To achieve equity in CRC outcomes, every point along the diagnosis and treatment pathways must have equity embedded in their design. As the gold standard diagnostic tool for bowel cancer, colonoscopy is a key part of the outpatient diagnostic pathway. Based on the findings of this study, improvements are required to enable equitable access for Māori to colonoscopies. Factors associated with how patients are removed off waiting lists for colonoscopies need further exploration to ensure that the system prioritises Māori for investigation, rather than de-prioritising them via early removal from waiting lists. This will require a significant shift away from potential victim-blame approaches that stigmatise patients who are unable to make contact (i.e., as being lazy or less worthy of ongoing follow-up).[[13]] Rather, a lack of contact should be seen as a marker of structural inequities requiring a greater investment of time and energy from health services to achieve the desired outcome (i.e., coordination and arrangement for colonoscopy access at a time that works for the patient).

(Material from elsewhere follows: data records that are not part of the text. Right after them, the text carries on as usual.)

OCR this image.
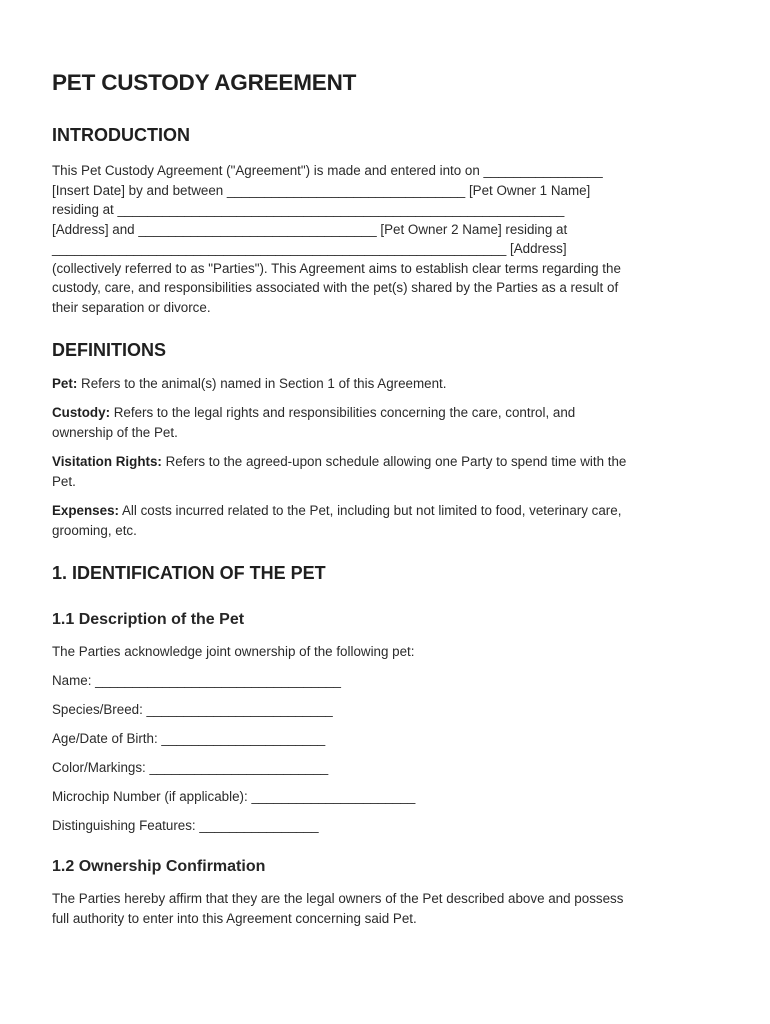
PET CUSTODY AGREEMENT
INTRODUCTION
This Pet Custody Agreement ("Agreement") is made and entered into on ________________
[Insert Date] by and between ________________________________ [Pet Owner 1 Name]
residing at ____________________________________________________________
[Address] and ________________________________ [Pet Owner 2 Name] residing at
_____________________________________________________________ [Address]
(collectively referred to as "Parties"). This Agreement aims to establish clear terms regarding the
custody, care, and responsibilities associated with the pet(s) shared by the Parties as a result of
their separation or divorce.
DEFINITIONS
Pet: Refers to the animal(s) named in Section 1 of this Agreement.
Custody: Refers to the legal rights and responsibilities concerning the care, control, and
ownership of the Pet.
Visitation Rights: Refers to the agreed-upon schedule allowing one Party to spend time with the
Pet.
Expenses: All costs incurred related to the Pet, including but not limited to food, veterinary care,
grooming, etc.
1. IDENTIFICATION OF THE PET
1.1 Description of the Pet

The Parties acknowledge joint ownership of the following pet:

Name: _________________________________

Species/Breed: _________________________

Age/Date of Birth: ______________________

Color/Markings: ________________________

Microchip Number (if applicable): ______________________

Distinguishing Features: ________________

1.2 Ownership Confirmation
The Parties hereby affirm that they are the legal owners of the Pet described above and possess
full authority to enter into this Agreement concerning said Pet.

In addition, the current system appears to be privileging NZ Europeans while inadequately serving Māori, Pasifika and Asian ethnicities. The fact that all non-NZ European ethnicities are being disadvantaged by the current system implies that there is structural privilege for NZ Europeans, rather than issues intrinsic to any specific minoritised ethnic grouping, causing this inequity. Understanding how both racism and privilege operate within health system delivery to create ethnic inequities in healthcare, including cancer care, outcomes is required.[[14]]
The Crown, and all its agencies, are obligated to achieve equity for Māori. This obligation reflects Māori Indigenous rights reaffirmed by Te Titiri o Waitangi and the United Nations Declaration on the Rights of Indigenous Peoples.[[15]] One of the three purposes of the Pae Ora (Healthy Futures) Act 2022 (Pae Ora) is to “achieve equity in health outcomes among New Zealand’s population groups, including by striving to eliminate health disparities, in particular for Māori”.[[16]] Under Pae Ora, Te Whatu Ora is required to design, deliver and arrange services to achieve this purpose.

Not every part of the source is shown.